The one-and-done rule in basketball has become a hotly debated topic. However, it is these players that are getting all of the attention in the college game. This year those guys included Jabari Parker, Andrew Wiggins, Julius Randle, and Aaron Gordon. On a side note, there are plenty of other guys throughout all of Division 1 playing big, but are simply getting “no love” or credit for the huge seasons they are having. A complete list of these players could be potentially long, but here are some of the top ones:
Juwan Staten, West Virginia
Despite West Virginia going 17-16 on the year, Staten did help his team earn a respectable 9-9 record in the Big 12, which was possibly the best conference in all of college basketball this season. The junior guard was simply remarkable for the entire season amassing a stat line consisting of 18.1 points, 5.6 rebounds, and 5.8 assists a game. West Virginia would end up getting bounced by an under-achieving Georgetown Hoyas team in the NIT, but Staten was able to put up 23 points against the talented Hoyas backcourt of Markel Starks and D’Vauntes Smith-Rivera. Staten ended up on the All-Big 12 First Team and is expected to enter the NBA draft, thus forgoing his senior season.
Rodney Hood, Duke
Rodney Hood transferred to Duke from Mississippi State this past season and quickly made an impact. Despite the early exit in the NCAA Tournament and not getting near the amount of attention he deserved (thanks in part to stellar freshman, Jabari Parker), Hood was arguably the best player in a Duke uniform for a lot of games in his one-year stay.
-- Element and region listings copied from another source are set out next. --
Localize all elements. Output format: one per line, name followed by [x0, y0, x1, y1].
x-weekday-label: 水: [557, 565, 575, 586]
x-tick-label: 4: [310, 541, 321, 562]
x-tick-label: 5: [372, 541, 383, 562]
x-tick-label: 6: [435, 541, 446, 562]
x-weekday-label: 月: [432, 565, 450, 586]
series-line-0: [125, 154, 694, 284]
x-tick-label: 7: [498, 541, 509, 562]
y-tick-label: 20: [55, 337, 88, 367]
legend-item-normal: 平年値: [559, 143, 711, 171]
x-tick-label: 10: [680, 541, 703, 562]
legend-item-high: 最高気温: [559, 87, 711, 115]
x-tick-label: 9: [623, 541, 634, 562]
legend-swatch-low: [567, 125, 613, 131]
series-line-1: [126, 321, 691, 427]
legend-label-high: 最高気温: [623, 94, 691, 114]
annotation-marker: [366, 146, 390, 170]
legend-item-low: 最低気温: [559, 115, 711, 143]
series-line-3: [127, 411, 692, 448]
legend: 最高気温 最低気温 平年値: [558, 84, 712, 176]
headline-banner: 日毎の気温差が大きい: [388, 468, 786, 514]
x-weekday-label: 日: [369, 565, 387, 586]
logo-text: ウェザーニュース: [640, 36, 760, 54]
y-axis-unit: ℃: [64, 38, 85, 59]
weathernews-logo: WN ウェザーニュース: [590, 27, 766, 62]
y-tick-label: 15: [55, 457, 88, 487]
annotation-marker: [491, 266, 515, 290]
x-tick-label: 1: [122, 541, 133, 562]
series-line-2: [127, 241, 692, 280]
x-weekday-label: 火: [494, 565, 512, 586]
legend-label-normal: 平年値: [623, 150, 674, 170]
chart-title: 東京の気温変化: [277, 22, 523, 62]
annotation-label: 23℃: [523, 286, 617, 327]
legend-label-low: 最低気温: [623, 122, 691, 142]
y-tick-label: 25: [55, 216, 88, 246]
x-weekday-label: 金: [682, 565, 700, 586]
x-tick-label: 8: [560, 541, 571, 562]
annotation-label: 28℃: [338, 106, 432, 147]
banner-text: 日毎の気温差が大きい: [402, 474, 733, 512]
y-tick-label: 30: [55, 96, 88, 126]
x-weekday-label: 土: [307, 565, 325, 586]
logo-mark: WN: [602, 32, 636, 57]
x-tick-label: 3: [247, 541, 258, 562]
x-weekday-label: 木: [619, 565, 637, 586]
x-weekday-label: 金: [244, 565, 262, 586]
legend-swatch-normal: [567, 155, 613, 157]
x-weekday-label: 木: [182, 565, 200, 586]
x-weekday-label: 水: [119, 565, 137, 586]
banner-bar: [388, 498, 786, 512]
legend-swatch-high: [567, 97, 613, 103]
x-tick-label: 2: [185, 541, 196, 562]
He is expected to turn pro now, but that doesn’t take anything away from a great sophomore season from the 6-8 swingman. Hood put up a solid average of 16.1 points per game and showed a killer mentality from deep, knocking down an average of 2 threes a game on 42 percent shooting. He should be a lottery pick and hopefully he can continue to improve his all-around game.
Roberto Nelson, Oregon State
Unfortunately for Nelson, he played on a squad that struggled for much of the season, accumulating a 16-16 record. Nelson, on the other hand, was extraordinary for much of the season and even his last two years, in general. During his senior season, he raised his average from his junior season of 17.8 points per game to 20.7 in his final year as a Beaver. Despite being the focal point of opposing team’s defenses, Nelson managed to come up big in the pressure moments. One example came on January 19th when he led Oregon State to a win over in-state rivals, Oregon, by dropping 22 points on the Ducks. He was awarded a spot on the All-Pac 12 second team after a great senior season.
Perry Ellis, Kansas
When you play on a team that features two players expected to be top three picks in Andrew Wiggins and Joel Embiid, it is not always as easy to get attention. However, the former McDonald All-American, managed to steal some of the show in his sophomore season at Kansas. He put up respectable averages of 13.5 points and 6.7 rebounds a game. Despite the poor performance against Stanford in the NCAA Tournament, Ellis continuously showed throughout the season that he is a force to be reckoned with. One showing of this came early in the season against Duke when he tore apart the Blue Devils’ defense on his way to 24 points. One of the tough parts about playing at a storied program, like Kansas, is that there is always going to be more talent coming in. I expect Ellis to continue to improve in his final two seasons, even though more big time freshmen will be coming in, including Cliff Alexander for next season.
All four of these guys have been able to ignore the hype these newcomers are getting, and focus on improving their games. There are countless players like these that are not getting their credit for being big-time players.